Although periapical radiolucencies of inflammatory origin (PRIOs) [6] are the most frequent lesions that present in dentistry there are many other lesions that should be considered first. The text will follow the flowchart in Fig. 1 by first addressing those lesions likely of systemic origin.
Multiple lesions within the jaw bones
Figure 1 begins at the very top with multiple discrete lesions. Such lesions are generally underpinned by a systemic disease process, and thus caution the primary care dentist, particularly those in general or family dentistry’ that the treatment they deliver will be limited in scope and that the patient may need to be considered for referral to an appropriate specialist. Osteoporosis is generally osteolytic, and therefore, the jaws present radiologically more translucent. Although the OSTEODENT index predicts probability of a hip fracture caused by osteoporosis derived in part from a panoramic radiograph prospective trials are needed to confirm this finding and to determine its practicability in clinical dental practice [7].
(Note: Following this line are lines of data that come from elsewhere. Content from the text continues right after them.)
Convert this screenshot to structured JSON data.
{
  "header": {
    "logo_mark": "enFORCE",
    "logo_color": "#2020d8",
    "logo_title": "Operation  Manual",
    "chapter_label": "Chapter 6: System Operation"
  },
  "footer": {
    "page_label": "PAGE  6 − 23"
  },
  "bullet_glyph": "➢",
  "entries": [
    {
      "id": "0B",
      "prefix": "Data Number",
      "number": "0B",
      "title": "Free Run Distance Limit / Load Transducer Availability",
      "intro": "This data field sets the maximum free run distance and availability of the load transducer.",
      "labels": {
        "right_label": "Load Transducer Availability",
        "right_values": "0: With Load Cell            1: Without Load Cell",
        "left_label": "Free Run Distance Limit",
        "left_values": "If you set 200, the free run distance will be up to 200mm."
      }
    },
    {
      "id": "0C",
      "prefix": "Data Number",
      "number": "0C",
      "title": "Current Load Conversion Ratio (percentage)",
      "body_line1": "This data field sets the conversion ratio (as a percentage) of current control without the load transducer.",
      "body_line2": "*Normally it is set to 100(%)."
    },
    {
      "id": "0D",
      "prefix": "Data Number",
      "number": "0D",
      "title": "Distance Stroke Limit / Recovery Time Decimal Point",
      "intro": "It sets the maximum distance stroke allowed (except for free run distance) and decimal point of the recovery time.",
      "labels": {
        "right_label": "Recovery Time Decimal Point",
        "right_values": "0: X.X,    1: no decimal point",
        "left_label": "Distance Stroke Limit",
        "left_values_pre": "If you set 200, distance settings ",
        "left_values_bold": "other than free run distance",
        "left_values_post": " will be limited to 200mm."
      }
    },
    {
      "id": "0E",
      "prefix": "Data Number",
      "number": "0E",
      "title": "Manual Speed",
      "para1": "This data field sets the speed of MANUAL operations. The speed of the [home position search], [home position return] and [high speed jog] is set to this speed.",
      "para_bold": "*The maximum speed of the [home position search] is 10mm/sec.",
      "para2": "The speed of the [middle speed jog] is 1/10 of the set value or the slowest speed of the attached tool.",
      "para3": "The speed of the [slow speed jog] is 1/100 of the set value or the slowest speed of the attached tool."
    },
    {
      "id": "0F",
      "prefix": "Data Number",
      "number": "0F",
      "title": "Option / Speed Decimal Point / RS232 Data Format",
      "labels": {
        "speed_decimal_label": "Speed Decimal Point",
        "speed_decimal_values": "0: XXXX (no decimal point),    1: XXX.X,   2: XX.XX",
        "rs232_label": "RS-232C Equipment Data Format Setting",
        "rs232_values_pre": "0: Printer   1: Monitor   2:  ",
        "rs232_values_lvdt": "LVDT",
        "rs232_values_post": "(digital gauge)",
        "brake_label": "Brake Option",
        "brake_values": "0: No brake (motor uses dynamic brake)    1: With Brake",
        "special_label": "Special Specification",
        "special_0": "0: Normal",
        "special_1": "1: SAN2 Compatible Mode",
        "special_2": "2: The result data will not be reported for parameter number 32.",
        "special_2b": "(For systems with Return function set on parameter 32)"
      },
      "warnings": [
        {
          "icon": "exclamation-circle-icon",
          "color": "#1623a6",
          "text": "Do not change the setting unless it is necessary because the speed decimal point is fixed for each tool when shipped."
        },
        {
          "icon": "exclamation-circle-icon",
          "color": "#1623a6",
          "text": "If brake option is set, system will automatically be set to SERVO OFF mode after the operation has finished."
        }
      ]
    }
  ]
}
Lesions may create changes in the jaws from outside or within the jaws. Scleroderma is an important example of the former resulting in the disappearance of the normal anatomical elements of the mandible, such the condylar and coronoid processes, angles, and parts of the ramus (Fig. 2a) [2]. Although most other changes are radiolucencies, the malignant transformation in the polyposis coli of Gardner’s syndrome may be preceded by multiple osteomas in the jaws and other facial bones (Fig. 2b, c) [5].
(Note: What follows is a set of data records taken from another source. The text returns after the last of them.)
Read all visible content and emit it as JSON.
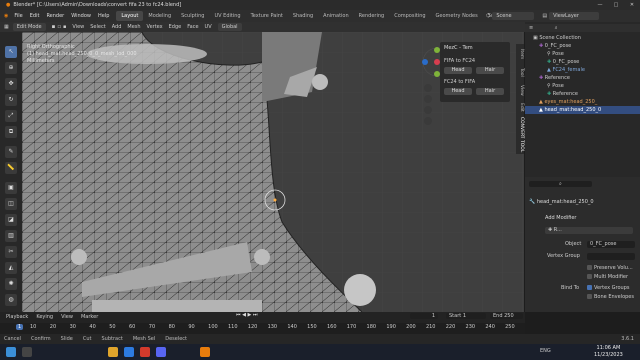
{
  "window": {
    "title": "Blender* [C:\\Users\\Admin\\Downloads\\convert fifa 23 to fc24.blend]",
    "controls": [
      "—",
      "□",
      "✕"
    ]
  },
  "menu": [
    "File",
    "Edit",
    "Render",
    "Window",
    "Help"
  ],
  "workspaces": [
    "Layout",
    "Modeling",
    "Sculpting",
    "UV Editing",
    "Texture Paint",
    "Shading",
    "Animation",
    "Rendering",
    "Compositing",
    "Geometry Nodes",
    "Scripting"
  ],
  "scene": {
    "name": "Scene",
    "view_layer": "ViewLayer"
  },
  "header": {
    "mode": "Edit Mode",
    "items": [
      "View",
      "Select",
      "Add",
      "Mesh",
      "Vertex",
      "Edge",
      "Face",
      "UV"
    ],
    "orientation": "Global"
  },
  "viewport": {
    "line1": "Right Orthographic",
    "line2": "(1) head_mat:head_250_0_0_mesh_lod_000",
    "line3": "Millimeters"
  },
  "npanel": {
    "title": "MezC - Tem",
    "section1": "FIFA to FC24",
    "section2": "FC24 to FIFA",
    "btn_head": "Head",
    "btn_hair": "Hair"
  },
  "side_tabs": [
    "Item",
    "Tool",
    "View",
    "Edit",
    "CONVERT TOOL"
  ],
  "outliner": {
    "rows": [
      {
        "label": "Scene Collection",
        "indent": 1
      },
      {
        "label": "0_FC_pose",
        "indent": 2
      },
      {
        "label": "Pose",
        "indent": 3
      },
      {
        "label": "0_FC_pose",
        "indent": 3
      },
      {
        "label": "FC24_female",
        "indent": 3
      },
      {
        "label": "Reference",
        "indent": 2
      },
      {
        "label": "Pose",
        "indent": 3
      },
      {
        "label": "Reference",
        "indent": 3
      },
      {
        "label": "eyes_mat:head_250_",
        "indent": 2
      },
      {
        "label": "head_mat:head_250_0",
        "indent": 2
      }
    ],
    "selected_index": 9
  },
  "properties": {
    "object_name": "head_mat:head_250_0",
    "add_modifier": "Add Modifier",
    "modifier_name": "R...",
    "object_label": "Object",
    "object_value": "0_FC_pose",
    "vgroup_label": "Vertex Group",
    "preserve": "Preserve Volu...",
    "multi": "Multi Modifier",
    "bind_label": "Bind To",
    "vgroups": "Vertex Groups",
    "bone_env": "Bone Envelopes"
  },
  "timeline": {
    "menu": [
      "Playback",
      "Keying",
      "View",
      "Marker"
    ],
    "current_frame": "1",
    "start_label": "Start",
    "start": "1",
    "end_label": "End",
    "end": "250",
    "ticks": [
      "10",
      "20",
      "30",
      "40",
      "50",
      "60",
      "70",
      "80",
      "90",
      "100",
      "110",
      "120",
      "130",
      "140",
      "150",
      "160",
      "170",
      "180",
      "190",
      "200",
      "210",
      "220",
      "230",
      "240",
      "250"
    ]
  },
  "statusbar": {
    "items": [
      "Cancel",
      "Confirm",
      "Slide",
      "Cut",
      "Subtract",
      "Mesh Sel",
      "Deselect"
    ],
    "version": "3.6.1"
  },
  "taskbar": {
    "time": "11:06 AM",
    "date": "11/23/2023",
    "lang": "ENG"
  },
  "colors": {
    "accent": "#4772b3",
    "viewport": "#3f3f3f",
    "wire": "#1b1b1b"
  }
}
Multiple radiolucencies particularly in the young may prompt consideration of cherubism (Fig. 3a) and multiple keratocystic odontogenic cysts (KCOT; also called ‘odontogenic keratocysts’), suggestive of nevoid basal cell carcinoma syndrome (NBCCS; formerly called ‘Gorlin–Goltz syndrome’) (Fig. 3b–d) [8, 9]. This syndrome requires multi-disciplinary management, embracing many dental and medical specialties. Another cause is cherubism (Fig. 3a) [10]. Although the cherubism proband classically presents with bilateral and bimaxillary multilocular radiolucencies mainly in the posterior sextants, other family members of the proband upon investigation frequently present with atypical lesions, such as radiolucencies in the midline of the mandible [6]. The lesions in cherubism can cause ocular and respiratory problems, generally in the early stages. The latter is due to obstruction of the airway resulting from a backward displacement of the tongue or to an obstruction of the nasal passages. Lymphadenopathy may also occur in the early stages [10].
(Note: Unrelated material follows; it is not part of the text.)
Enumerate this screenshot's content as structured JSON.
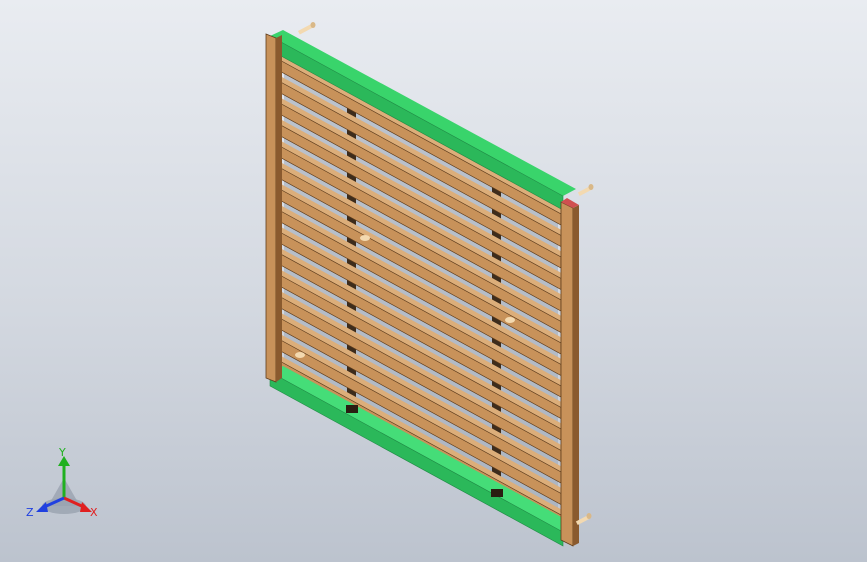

The degree of marginal definition or ‘zone of transition’ (as frequently called by medical radiologists) is the most important feature of a lesion presenting on CR. A lesion on a CR with a zone of transition 1 mm or less will appear well-defined, whereas as those greater will appear poorly defined (Fig. 4a) [11]. The latter presentation prompts consideration of a malignant or an infected lesion; the distinction is often provisionally made with regard to the lesion’s clinical presentation. A radiopaque lesion with a poorly defined margin on CR could be fibrous dysplasia (Fig. 4a) or sclerosing osteomyelitis (Fig. 6b). In those cases affecting the body of the mandible, the outline of the mandibular canal is enhanced by either lesion. This enhancement is due to the investment of the mandibular canal by dysplastic bone or osteosclerosis, respectively [11].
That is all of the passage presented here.